Hardin believes it’s up to parents to constantly remind kids to practice these new habits.

“We’re going to have to be a broken record on that one,” she said.

She plans to remind her children that while it’s natural to want to be close to people, right now safety comes first. Hardin said she doesn’t envy the watchdog duties educators will have to add next school year, but with her experience working in a doctor’s office, she and her colleagues understand how important being cautious of spreading the virus is.

Doctors suggest masks and social distancing need to be figured into any school reopening plans to avoid the spread of the novel coronavirus. Source: WBRC video
Doctors suggest masks and social distancing need to be figured into any school reopening plans to avoid the spread of the novel coronavirus. Source: WBRC video

“I’ve been wearing a mask all day every day at work, so I’m familiar with some of the annoyances of it,” Dr. Michael Petry, who works with Hardin at Norton Community Medical Associates in Crestwood, said.
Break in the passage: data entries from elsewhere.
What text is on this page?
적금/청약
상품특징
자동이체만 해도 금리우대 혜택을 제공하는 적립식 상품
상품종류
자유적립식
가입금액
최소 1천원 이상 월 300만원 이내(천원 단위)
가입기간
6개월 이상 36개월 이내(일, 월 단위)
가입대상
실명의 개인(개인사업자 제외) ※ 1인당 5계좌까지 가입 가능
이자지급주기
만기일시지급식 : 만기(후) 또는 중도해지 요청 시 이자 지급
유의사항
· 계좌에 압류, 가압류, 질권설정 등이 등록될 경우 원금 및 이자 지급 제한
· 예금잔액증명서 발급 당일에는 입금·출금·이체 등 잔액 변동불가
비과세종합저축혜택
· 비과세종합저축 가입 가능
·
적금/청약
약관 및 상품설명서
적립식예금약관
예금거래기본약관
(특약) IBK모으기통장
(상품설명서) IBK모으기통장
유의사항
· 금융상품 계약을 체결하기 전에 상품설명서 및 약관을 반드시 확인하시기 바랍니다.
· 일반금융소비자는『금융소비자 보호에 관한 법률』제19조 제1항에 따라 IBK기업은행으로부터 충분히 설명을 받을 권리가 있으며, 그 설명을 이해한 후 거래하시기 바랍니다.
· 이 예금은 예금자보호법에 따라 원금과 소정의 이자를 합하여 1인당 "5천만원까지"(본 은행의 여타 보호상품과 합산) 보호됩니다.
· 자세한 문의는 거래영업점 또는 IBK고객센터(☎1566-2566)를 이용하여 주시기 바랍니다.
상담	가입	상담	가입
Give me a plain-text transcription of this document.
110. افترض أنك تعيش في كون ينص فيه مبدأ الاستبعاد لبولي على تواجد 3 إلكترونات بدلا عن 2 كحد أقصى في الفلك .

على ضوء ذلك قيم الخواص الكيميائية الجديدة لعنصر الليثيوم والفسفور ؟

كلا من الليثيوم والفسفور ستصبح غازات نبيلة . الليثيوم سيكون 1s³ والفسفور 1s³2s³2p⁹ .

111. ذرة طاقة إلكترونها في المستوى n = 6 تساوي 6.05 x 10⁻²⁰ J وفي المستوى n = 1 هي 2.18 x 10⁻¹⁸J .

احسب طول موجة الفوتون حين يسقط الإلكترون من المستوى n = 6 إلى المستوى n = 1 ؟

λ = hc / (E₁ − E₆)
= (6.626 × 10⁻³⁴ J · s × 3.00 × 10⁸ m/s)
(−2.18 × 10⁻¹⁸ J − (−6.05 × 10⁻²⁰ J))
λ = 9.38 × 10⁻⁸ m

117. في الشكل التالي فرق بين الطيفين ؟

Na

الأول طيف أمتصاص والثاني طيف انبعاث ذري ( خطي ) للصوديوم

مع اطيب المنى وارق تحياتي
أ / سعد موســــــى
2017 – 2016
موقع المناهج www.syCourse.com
Annoying or not, he believes wearing a mask will be vital at times for students when they must be within six feet of each other.

“Unfortunately if that ends up being the rule, people who can’t tolerate the mask may need to stay home,” he said.

Petry says students and staff with increased risk for infection will also have a tough decision to make about going back to school. He reminds parents that sick children should never be sent to school.

The doctor also maintains class size, clean buildings, safety signage around schools, hand washing and social distancing are key to keeping kids in the classroom and not at home doing non-traditional instruction.